"I don't actually play myself--I'm just one of the performers," said composer Bill Solly of his seven-person musical revue "Solly's Follies" (opening Wednesday at Variety Arts). "It's not really an autobiographical show, because I'd find that embarrassing and unnecessary. Unwarranted, too."
At 54, the Canadian-born Solly may be intent on keeping his personal distance, but the structural connection is another matter.
"I love writing my own songs," he said. "Words and music. I think I'm equally good at both." Which makes it difficult when he divvies up the chores: "In the past, I've written with other composers, given them the lyrics and they haven't set it exactly as I felt they should. That can drive you mad."
So, mostly (except for a recent collaboration on a children's show, "Toby Tyler," opening in Seattle next month), Solly works by himself. And although he claims the musical theater as his first love, he's had extensive experience in other forms--notably during a 15-year stay in London, writing songs for other performers, for cabaret and television.
In 1973, finding no support for his musical "Boy Meets Boy" ("In London, if you don't have a star, you can't get your show on."), Solly returned to the United States and aligned himself with an Off Off Broadway theater. "Boy" bowed in 1974 and, in spite of its unconventional treatment of the gay theme, was a hit--first in New York, then in Los Angeles (1975).
Explains Solly: "We put the whole thing in the past, the '30s, like an Astaire-Rogers musical. The plot was really 'It Happened One Night,' with the given that men would get married to men in the '30s, that it was socially acceptable and respectable. It was all done with comedy exposition at the beginning: 'So-and-so's getting married.' 'Who's the lucky man?' "
"Follies" will feature songs from "Boy" and another local hit, "The Great American Backstage Musical," plus "some things I've done routines on over the years: one on 'Stardust,' a Stephen Sondheim-type number and a medley of really rare Rodgers and Hart songs."
Within his own work, Solly admits--albeit reluctantly--to a personal preference: "It's my ballads; I like them a lot. There's a number in the show called 'Safe Home,' that's one of my favorites. It has the sound I love more than anything--that '40s, dreamy quality, written to epitomize the separation of lovers in the war: the longing, the nostalgia, the coming home.
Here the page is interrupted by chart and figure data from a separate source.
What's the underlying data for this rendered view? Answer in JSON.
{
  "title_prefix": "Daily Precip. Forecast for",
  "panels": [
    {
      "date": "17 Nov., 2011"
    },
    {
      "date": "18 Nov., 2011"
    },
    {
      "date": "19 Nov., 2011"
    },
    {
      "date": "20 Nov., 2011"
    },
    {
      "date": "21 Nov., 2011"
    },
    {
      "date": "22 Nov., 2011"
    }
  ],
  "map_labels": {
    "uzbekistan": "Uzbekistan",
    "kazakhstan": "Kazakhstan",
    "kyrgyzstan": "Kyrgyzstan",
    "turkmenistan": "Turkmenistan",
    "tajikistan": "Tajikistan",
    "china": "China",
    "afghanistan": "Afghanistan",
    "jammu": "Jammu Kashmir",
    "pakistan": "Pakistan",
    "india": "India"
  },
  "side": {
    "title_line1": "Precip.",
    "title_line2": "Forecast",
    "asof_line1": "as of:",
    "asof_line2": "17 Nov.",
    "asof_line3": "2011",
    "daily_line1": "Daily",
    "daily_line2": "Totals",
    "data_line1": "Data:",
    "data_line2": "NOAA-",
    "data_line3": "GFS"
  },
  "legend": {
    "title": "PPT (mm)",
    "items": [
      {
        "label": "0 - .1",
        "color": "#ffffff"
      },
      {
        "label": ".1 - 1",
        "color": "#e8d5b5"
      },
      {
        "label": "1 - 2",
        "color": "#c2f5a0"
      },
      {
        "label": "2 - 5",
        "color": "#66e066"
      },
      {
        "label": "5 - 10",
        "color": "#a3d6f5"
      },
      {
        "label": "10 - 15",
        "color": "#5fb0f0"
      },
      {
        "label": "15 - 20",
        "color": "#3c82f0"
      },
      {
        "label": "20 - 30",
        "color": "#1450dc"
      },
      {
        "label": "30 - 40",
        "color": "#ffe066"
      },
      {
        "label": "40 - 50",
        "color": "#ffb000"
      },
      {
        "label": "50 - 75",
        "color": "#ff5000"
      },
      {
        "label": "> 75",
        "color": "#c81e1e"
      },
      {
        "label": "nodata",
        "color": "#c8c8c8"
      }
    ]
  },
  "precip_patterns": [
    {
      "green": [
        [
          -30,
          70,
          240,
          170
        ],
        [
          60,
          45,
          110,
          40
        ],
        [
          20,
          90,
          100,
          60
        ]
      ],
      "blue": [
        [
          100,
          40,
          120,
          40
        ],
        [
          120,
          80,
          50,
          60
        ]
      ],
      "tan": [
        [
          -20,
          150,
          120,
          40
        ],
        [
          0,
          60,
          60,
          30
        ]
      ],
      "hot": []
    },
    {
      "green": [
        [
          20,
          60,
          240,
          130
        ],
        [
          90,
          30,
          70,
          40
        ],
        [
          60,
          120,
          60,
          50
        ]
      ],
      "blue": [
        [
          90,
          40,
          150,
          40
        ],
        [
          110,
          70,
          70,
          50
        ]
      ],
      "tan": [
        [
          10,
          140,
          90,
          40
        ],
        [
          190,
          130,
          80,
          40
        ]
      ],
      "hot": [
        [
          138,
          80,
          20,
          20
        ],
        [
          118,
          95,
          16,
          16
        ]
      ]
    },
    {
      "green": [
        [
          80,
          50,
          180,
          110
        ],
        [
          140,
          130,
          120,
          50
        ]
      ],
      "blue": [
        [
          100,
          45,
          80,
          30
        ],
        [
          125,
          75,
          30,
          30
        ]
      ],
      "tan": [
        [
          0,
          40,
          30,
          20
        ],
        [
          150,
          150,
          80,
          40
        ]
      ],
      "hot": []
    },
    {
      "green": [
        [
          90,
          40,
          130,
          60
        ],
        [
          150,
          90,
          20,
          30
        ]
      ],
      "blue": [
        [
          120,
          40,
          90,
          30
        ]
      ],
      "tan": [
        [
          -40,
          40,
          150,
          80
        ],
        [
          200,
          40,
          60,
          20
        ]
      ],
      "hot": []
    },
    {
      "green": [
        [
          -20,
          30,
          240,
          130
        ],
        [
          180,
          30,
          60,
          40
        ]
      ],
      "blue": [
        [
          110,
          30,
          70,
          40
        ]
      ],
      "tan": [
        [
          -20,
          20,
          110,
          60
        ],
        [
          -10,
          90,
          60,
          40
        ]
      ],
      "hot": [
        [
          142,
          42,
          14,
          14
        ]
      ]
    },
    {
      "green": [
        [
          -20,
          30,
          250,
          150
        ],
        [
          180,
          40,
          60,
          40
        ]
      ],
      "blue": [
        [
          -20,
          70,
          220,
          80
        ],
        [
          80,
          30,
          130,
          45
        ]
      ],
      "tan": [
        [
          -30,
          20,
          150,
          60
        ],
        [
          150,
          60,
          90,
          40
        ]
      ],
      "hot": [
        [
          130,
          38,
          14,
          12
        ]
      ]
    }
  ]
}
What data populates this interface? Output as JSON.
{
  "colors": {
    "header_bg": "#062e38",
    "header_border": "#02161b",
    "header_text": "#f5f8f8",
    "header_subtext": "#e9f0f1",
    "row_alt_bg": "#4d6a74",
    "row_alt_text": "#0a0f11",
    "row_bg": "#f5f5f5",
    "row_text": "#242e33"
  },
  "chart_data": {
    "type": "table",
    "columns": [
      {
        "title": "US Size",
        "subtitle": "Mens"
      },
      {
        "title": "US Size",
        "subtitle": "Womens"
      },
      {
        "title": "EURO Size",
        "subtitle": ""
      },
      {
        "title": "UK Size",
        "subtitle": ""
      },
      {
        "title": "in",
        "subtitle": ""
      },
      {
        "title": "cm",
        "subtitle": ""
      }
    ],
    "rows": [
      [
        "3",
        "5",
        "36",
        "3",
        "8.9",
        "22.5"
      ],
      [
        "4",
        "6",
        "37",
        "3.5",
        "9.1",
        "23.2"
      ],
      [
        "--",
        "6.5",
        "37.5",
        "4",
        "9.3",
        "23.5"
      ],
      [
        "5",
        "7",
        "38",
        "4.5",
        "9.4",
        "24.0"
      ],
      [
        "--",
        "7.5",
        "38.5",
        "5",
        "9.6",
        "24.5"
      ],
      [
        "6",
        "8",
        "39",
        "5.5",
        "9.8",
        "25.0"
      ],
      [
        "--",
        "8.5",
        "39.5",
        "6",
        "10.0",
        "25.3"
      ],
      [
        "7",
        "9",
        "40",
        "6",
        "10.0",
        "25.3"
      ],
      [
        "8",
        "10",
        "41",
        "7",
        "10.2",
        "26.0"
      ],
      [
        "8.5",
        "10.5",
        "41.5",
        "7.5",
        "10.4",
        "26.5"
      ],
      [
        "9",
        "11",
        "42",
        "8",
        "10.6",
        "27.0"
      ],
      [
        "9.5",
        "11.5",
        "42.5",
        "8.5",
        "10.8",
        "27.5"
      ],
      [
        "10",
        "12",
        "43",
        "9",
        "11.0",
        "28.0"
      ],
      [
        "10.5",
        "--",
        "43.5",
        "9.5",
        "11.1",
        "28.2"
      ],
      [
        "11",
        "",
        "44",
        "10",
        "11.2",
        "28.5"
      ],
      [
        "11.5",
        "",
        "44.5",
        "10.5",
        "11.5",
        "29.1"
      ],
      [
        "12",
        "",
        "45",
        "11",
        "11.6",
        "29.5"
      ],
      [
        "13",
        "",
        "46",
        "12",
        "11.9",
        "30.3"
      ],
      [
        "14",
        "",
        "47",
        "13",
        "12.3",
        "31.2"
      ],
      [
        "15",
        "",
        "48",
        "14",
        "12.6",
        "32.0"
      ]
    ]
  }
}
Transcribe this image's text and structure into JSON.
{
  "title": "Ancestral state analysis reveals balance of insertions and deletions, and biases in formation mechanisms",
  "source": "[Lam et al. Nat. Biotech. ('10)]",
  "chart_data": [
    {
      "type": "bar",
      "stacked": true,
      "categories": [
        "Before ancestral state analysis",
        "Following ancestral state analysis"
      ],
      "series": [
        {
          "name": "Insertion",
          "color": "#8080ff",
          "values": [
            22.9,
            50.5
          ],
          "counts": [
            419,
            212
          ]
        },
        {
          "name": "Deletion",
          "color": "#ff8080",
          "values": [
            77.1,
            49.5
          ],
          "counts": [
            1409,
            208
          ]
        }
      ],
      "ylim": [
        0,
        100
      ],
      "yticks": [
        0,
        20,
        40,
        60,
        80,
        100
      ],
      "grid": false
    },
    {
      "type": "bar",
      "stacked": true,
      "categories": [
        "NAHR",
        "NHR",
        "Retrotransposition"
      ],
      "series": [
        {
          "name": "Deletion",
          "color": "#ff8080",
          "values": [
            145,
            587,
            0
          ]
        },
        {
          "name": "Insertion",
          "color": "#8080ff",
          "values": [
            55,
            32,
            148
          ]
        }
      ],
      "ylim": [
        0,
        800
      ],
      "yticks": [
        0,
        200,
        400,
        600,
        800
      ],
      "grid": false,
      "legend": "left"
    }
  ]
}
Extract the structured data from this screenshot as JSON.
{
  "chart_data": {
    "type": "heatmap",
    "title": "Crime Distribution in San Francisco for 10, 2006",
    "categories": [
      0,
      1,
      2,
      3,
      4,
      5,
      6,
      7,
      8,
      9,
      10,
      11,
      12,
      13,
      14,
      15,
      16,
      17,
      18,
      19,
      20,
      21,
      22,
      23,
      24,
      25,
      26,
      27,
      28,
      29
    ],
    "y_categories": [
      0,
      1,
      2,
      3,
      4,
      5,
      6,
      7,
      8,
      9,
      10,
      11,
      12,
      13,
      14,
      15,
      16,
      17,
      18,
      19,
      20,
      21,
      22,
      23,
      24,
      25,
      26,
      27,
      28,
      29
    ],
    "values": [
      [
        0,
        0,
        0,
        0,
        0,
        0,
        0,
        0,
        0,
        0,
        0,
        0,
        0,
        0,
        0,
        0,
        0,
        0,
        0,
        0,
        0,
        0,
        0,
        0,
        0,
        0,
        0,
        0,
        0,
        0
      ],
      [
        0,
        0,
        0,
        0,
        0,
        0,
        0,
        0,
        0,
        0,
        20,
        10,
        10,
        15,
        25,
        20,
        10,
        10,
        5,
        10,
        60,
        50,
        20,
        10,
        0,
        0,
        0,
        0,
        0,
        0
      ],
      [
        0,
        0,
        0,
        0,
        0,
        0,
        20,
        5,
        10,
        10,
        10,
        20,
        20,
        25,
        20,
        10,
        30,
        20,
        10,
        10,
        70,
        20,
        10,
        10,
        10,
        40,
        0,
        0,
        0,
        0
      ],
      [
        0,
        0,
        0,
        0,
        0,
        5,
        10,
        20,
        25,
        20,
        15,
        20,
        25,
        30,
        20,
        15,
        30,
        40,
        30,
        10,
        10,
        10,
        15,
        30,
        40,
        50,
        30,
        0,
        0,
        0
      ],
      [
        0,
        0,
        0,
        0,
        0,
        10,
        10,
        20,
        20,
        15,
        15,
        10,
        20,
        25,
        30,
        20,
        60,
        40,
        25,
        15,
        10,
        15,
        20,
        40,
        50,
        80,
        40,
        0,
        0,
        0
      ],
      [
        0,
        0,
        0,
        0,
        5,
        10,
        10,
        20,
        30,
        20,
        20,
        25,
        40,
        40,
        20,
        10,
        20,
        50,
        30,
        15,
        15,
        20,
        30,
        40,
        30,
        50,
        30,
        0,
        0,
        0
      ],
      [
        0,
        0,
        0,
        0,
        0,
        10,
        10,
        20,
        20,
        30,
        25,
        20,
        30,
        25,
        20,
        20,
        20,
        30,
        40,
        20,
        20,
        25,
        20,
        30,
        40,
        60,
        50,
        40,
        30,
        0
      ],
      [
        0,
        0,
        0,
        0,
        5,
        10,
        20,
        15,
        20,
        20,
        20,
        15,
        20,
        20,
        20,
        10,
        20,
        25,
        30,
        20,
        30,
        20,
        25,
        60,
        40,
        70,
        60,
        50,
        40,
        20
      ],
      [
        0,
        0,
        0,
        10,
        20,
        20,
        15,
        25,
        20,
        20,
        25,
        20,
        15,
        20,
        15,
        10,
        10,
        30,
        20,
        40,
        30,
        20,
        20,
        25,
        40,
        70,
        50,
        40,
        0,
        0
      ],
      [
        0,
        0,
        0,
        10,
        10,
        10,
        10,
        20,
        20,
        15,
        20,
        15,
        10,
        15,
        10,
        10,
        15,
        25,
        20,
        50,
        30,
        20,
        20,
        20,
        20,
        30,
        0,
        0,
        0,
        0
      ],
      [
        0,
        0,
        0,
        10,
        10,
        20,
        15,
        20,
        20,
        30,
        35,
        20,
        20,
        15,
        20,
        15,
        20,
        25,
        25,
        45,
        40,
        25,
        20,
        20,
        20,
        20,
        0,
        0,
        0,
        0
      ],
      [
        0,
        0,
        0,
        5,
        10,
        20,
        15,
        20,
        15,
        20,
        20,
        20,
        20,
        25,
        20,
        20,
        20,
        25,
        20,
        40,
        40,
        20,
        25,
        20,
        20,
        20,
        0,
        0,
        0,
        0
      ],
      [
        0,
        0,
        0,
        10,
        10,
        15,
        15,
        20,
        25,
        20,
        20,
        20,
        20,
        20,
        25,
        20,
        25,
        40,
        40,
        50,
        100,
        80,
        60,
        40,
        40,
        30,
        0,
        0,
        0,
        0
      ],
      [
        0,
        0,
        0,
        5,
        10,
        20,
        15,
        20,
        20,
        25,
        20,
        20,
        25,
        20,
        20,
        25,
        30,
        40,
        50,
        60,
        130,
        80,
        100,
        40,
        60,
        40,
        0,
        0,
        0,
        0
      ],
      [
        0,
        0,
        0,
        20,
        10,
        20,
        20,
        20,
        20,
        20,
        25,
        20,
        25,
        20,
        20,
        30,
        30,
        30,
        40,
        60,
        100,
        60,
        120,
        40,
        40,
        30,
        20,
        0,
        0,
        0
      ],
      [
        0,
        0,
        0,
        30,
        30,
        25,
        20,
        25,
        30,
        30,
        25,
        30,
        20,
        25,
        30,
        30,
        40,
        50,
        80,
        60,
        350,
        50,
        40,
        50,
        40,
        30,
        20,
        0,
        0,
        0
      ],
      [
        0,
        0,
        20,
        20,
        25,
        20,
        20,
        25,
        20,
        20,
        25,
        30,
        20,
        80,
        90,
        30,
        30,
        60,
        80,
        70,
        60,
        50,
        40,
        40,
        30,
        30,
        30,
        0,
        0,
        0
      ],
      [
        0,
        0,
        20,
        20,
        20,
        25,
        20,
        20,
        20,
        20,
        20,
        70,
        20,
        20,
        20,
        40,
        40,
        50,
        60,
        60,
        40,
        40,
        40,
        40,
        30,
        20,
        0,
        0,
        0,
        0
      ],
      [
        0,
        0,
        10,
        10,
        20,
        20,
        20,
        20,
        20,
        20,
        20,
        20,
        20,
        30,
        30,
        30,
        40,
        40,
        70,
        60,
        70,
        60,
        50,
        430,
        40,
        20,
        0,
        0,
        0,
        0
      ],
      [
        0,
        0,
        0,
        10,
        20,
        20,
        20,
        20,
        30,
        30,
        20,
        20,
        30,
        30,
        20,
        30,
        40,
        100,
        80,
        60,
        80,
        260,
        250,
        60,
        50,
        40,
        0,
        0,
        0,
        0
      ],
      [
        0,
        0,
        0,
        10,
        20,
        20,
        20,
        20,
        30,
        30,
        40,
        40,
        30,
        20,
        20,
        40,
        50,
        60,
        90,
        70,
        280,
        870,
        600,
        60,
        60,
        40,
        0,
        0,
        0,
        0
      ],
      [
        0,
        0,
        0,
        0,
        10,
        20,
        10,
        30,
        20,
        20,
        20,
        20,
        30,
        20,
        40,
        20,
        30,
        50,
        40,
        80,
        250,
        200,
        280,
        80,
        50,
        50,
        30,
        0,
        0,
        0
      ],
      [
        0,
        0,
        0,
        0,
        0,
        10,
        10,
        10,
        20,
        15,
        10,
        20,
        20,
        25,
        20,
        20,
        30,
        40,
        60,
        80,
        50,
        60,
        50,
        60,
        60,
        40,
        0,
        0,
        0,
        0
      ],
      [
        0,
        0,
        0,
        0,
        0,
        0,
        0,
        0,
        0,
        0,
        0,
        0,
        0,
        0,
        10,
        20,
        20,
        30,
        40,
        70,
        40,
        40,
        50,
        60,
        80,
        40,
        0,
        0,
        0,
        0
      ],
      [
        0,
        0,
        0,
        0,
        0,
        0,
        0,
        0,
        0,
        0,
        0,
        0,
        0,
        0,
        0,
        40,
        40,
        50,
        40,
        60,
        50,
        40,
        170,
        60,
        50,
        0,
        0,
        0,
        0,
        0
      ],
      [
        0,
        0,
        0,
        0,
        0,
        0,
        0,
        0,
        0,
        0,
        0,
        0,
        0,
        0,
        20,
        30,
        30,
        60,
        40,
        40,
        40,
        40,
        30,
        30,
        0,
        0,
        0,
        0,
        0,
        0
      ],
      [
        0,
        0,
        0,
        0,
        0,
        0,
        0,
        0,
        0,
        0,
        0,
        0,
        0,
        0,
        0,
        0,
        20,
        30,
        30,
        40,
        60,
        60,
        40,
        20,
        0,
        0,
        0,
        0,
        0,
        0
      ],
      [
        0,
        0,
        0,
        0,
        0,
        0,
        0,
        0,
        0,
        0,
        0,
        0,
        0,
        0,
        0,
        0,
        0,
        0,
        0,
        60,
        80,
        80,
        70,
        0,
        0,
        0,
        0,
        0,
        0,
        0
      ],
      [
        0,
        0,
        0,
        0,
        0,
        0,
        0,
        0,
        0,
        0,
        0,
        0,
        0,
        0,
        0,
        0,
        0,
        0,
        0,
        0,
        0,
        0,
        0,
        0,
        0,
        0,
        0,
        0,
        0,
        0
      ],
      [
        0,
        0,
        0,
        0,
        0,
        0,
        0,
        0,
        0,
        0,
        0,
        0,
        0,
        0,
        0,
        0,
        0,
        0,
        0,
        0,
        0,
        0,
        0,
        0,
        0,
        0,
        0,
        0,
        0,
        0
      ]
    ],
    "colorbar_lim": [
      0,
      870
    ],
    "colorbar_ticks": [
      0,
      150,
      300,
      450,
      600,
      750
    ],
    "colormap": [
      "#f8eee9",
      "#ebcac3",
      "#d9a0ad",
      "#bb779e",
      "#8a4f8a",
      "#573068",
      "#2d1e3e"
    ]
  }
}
Very tender and sweet."
(Beyond the melodic construction, Solly champions "witty lyrics, lines that are singable. I have no patience with clumsy lyric writing at all. I hate bad rhymes.")
His own method: "I compose as I'm walking down the street, riding a bike. I'll do the whole thing, music and lyrics, right there. For years, I didn't know how to write music, so I'd hum the songs to people and they'd write them down for me. Luckily, I have a massive memory; I remember everything."
Although the initial composition takes place in his head, Solly claimed that it's not the last step: "My technique has changed over the years, but lately I tend to write down every idea I have, then retype it, digest it, cross off the stuff that's not going to work, try to organize it, keep refining. You know what your big payoff's going to be, where your best jokes are. So that process takes a long while."
In between the rigors of writing, Solly is also enjoying a return to performing, revived during his writing/directing/understudy days in New York in the early '70s ("My name was all over the program, so I used an acting pseudonym: Sebastian Cindercroft"), followed by a one-man nightclub act and last year's appearance in Charles Strouse's "The Future of the American Musical Theatre." Recently, he embarked on another literary venture: his first novel (currently in draft form), called "Garden in the Rain."
"It's schmaltzy and trashy," he grinned. And anecdotal? "If you look at it baldly, nothing in the novel has anything to do with my life. But in fact, all the material's there (from my past), all the places I've been, the things I know."
The same, it appears, could be said for "Solly's Follies."